- From: Dan Connolly <connolly@w3.org>
- Date: 17 Dec 2002 08:42:36 -0600
- To: Jeremy Carroll <jjc@hpl.hp.com>
- Cc: w3c-rdfcore-wg@w3.org
On Tue, 2002-12-17 at 07:25, Jeremy Carroll wrote: > Dan > > I would value your consideration on one motivation for the original text: > > canonical XML documents *are* UTF-8 encoded. Hmm... the c14n spec is no more clear than the XML spec on this point: "The canonical form of an XML document is physical representation of the document produced by the method described in this specification. The changes are summarized in the following list: * The document is encoded in UTF-8" -- http://www.w3.org/TR/xml-c14n I consider utf-8 to be a function from character sequences to byte sequences. (cf http://www.w3.org/TR/2002/WD-charmod-20020430/#sec-Digital) Now while characters aren't directly specified to be distinct from bytes, we know that there are more characters than there are bytes, so we can't identify character sequences with byte sequences. So in general (i.e. for at least one value of chars) utf-8(chars) <> chars. So either an XML document is a sequence of characters or a sequence of bytes (or perhaps something else) but not both. One could say that XML documents are character sequences, but the canonical form of an XML document is a byte sequence. But the c14n spec seems to say that canonical forms are a subset of XML documents. One rational way out is to view an XML document as a pair (charseq, encoding); together these determine a byte sequence: encoding(charset). Then we could constrain canonical XML documents so that the encoding is always utf-8. > This was what originally motivated the constraint in some other text for > which it was relevant and which got copy pasted into the current context > where it is not so relevant. > > I agree with your analysis that the UTF-8 encoding is probably wrong in the > current text; however it does mean that the lexical space consists of > strings, the mapping goes via strings considered as documents, and then the > value space is documents considered as byte streams. > Hmm... "considered as"... that's the sort of phrase that gets us into trouble.
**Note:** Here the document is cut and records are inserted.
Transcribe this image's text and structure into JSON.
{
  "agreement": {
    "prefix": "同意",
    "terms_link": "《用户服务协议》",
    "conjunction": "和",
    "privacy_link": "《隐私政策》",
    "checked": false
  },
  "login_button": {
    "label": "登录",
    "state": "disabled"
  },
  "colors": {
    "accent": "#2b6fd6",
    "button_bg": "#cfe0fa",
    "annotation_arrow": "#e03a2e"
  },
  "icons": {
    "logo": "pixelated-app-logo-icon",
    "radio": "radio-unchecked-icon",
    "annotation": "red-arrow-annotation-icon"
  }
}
The string "abc" is what it is, regardless of what it's considered as. It would be coherent to say the value space is byte streams that result from encoding strings But as I say above, I think the only rational approach is to look at XML documents as pairs (charseq, encoding) which determine a byte sequence. > Hmmm, > > (Not trying to change anything back - simply sharing some thoughts) > > Jeremy -- Dan Connolly, W3C http://www.w3.org/People/Connolly/
Received on Tuesday, 17 December 2002 09:42:43 UTC